16. Il nuovo ordinamento delle scuole universitarie di specializzazione in medicina e chirurgia introdotto con il D.Lgs. n. 368 del 1999 ed il relativo meccanismo di retribuzione non possono, pertanto, ritenersi il primo atto di effettivo recepimento ed adeguamento dell’ordinamento italiano agli obblighi derivanti dalle direttive comunitarie, ma costituiscono il frutto di una successiva scelta discrezionale del legislatore nazionale, non vincolata o condizionata dai suddetti obblighi.

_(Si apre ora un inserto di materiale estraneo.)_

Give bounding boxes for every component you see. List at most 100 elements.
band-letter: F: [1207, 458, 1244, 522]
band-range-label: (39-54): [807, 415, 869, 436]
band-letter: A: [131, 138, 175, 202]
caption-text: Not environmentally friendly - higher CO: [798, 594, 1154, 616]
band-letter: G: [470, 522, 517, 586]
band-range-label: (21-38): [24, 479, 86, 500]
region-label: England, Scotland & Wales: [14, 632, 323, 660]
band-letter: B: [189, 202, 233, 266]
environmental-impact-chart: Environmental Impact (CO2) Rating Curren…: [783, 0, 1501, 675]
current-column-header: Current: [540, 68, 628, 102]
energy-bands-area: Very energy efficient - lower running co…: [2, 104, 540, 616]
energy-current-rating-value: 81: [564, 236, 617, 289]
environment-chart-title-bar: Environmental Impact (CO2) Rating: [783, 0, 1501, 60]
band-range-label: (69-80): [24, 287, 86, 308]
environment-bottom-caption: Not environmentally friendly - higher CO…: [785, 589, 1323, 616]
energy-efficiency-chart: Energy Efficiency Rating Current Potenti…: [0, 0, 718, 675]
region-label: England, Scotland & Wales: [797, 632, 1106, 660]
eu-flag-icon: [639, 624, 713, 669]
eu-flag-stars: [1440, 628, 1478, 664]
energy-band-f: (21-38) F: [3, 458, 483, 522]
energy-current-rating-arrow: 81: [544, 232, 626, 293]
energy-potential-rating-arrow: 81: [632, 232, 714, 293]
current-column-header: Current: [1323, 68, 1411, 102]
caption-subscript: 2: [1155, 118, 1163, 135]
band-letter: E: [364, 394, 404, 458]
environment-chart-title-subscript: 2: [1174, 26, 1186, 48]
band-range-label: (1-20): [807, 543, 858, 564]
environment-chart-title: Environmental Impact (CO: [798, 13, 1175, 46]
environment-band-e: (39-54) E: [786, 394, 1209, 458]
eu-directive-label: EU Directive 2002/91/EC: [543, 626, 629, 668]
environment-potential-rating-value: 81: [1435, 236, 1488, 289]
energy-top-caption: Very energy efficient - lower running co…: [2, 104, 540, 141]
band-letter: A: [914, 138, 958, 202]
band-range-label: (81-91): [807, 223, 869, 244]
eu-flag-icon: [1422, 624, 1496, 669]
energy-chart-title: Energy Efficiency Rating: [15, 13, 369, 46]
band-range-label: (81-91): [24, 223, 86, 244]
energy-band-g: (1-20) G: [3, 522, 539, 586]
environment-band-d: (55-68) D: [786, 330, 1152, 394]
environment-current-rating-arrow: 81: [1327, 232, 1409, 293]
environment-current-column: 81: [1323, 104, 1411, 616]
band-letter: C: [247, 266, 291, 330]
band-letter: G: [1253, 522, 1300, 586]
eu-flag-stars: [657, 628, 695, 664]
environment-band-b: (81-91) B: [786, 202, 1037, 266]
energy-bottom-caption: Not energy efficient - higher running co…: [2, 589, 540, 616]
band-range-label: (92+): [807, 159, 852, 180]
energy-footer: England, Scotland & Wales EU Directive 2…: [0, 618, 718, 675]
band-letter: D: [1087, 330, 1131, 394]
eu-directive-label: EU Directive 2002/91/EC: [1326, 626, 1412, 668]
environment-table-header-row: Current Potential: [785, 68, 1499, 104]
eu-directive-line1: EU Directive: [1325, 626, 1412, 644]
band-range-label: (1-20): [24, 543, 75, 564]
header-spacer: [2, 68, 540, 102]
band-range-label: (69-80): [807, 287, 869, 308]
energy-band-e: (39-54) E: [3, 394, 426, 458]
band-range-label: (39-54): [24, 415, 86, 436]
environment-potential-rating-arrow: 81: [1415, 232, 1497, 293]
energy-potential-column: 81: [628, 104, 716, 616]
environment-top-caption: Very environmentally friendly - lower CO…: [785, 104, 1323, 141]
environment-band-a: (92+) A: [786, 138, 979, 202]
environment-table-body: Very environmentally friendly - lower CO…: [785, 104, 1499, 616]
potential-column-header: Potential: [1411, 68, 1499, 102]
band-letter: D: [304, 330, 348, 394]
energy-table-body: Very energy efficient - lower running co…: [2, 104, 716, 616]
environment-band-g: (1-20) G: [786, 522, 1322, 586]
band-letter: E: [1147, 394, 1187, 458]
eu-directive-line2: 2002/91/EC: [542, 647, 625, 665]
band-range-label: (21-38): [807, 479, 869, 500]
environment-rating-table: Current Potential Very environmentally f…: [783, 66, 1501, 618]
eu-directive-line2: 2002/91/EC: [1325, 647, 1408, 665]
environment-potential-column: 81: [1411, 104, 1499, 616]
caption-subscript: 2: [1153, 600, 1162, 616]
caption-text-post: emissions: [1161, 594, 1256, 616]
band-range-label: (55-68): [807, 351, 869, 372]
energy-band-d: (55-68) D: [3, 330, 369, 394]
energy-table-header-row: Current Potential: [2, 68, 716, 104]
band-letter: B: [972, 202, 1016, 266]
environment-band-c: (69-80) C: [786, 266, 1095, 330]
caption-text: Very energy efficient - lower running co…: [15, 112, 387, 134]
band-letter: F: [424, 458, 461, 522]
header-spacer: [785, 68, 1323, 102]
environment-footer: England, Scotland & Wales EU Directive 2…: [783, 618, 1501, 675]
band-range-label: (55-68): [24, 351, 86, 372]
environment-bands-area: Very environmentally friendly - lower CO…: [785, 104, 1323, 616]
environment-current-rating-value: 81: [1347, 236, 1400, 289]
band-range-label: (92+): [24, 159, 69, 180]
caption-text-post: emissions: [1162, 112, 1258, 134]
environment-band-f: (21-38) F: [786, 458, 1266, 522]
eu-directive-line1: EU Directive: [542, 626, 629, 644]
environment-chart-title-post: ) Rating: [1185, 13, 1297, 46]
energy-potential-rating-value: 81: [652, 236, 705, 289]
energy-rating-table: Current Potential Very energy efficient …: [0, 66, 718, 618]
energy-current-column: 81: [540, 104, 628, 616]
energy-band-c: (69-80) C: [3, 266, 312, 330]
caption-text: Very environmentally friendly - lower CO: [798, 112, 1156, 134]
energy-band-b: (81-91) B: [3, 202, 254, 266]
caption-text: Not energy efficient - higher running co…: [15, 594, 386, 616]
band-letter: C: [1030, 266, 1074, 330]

17. L’inadempimento dell’Italia agli obblighi comunitari, sotto il profilo in esame, è cessato con l’emanazione del D.Lgs. n. 257 del 1991 di talchè non è ipotizzabile un risarcimento del danno da inadempimento agli obblighi, per quanto riguarda la misura della remunerazione spettante ai medici specializzandi, derivanti dalle direttive comunitarie (cfr. Cass. 14.3.2018 n. 6355; Cass. 29.5.2018 n. 13445).

18. Alla stregua di quanto esposto, quindi, deve essere accolto il terzo motivo del ricorso principale ed il primo del ricorso incidentale; devono essere dichiarati inammissibili il secondo motivo sia del ricorso principale che di quello incidentale, assorbito il primo del ricorso principale; la sentenza impugnata va cassata in relazione ai motivi accolti e, decidendo la causa nel merito, non essendo necessari ulteriori accertamenti in fatto, deve essere dichiarato il difetto di legittimazione passiva dell’Università degli Studi di Roma Tor Vergata e le domande proposte dai medici con i rispettivi ricorsi introduttivi devono essere rigettate.

19. Le spese dell’intero processo vanno compensate avuto riguardo alla complessa stratificazione del quadro normativo delineatosi in ordine agli aggiornamenti delle borse di studio dei medici iscritti alle scuole di specializzazione.

PQM

La Corte accoglie il terzo motivo del ricorso principale ed il primo del ricorso incidentale; dichiara inammissibile il secondo motivo del ricorso principale e di quello incidentale, assorbito il primo del ricorso principale; cassa la sentenza impugnata in relazione ai motivi accolti e, decidendo nel merito, dichiara il difetto di legittimazione passiva dell’Università degli Studi di Roma Tor Vergata e rigetta le domande proposte da I.G., D.M. e V.G. nei rispettivi ricorsi introduttivi dei giudizi. Compensa tra le parti le spese dell’intero processo.

Così deciso in Roma, nella Adunanza camerale, il 28 maggio 2019.